[Allan Quatermain by by H. Rider Haggard]@TWC D-Link book
Allan Quatermain

CHAPTER XV
13/19

Of course I could not be sure; it is not easy to read so cold and haughty a woman; but I noticed one or two little things, and, as elephant hunters know, dried grass shows which way the wind has set.
And so another three months passed over us, by which time we had all attained to a very considerable mastery of the Zu-Vendi language, which is an easy one to learn.

And as the time went on we became great favourites with the people, and even with the courtiers, gaining an enormous reputation for cleverness, because, as I think I have said, Sir Henry was able to show them how to make glass, which was a national want, and also, by the help of a twenty-year almanac that we had with us, to predict various heavenly combinations which were quite unsuspected by the native astronomers.
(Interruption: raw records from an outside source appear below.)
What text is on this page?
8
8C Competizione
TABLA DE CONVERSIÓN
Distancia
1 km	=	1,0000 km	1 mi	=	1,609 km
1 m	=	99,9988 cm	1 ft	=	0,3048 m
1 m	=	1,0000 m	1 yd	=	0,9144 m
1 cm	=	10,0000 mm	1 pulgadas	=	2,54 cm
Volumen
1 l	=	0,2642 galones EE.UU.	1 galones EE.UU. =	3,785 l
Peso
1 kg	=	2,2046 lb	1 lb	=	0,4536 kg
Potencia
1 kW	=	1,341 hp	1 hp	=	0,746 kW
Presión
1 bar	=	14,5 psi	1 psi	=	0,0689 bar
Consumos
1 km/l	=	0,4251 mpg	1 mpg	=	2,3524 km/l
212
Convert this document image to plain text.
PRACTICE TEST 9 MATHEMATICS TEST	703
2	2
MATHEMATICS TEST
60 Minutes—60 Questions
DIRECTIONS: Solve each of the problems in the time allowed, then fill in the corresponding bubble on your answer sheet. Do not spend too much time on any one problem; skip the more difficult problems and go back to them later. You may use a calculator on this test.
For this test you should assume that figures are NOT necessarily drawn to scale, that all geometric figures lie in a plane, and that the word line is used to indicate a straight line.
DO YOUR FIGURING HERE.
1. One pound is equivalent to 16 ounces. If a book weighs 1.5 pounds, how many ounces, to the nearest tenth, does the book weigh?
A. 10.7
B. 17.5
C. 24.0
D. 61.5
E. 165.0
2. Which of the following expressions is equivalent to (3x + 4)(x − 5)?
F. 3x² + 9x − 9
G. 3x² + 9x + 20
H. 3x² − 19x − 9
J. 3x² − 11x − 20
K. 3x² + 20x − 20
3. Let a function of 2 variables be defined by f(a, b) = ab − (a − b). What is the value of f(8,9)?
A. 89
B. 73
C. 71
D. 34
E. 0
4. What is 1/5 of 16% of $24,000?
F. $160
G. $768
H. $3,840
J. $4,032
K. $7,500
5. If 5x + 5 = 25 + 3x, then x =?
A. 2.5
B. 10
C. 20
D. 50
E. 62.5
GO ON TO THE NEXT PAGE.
We even succeeded in demonstrating the principle of the steam-engine to a gathering of the learned men, who were filled with amazement; and several other things of the same sort we did.

And so it came about that the people made up their minds that we must on no account be allowed to go out of the country (which indeed was an apparent impossibility even if we had wished it), and we were advanced to great honour and made officers to the bodyguards of the sister Queens while permanent quarters were assigned to us in the palace, and our opinion was asked upon questions of national policy.
But blue as the sky seemed, there was a cloud, and a big one, on the horizon.

We had indeed heard no more of those confounded hippopotami, but it is not on that account to be supposed that our sacrilege was forgotten, or the enmity of the great and powerful priesthood headed by Agon appeased.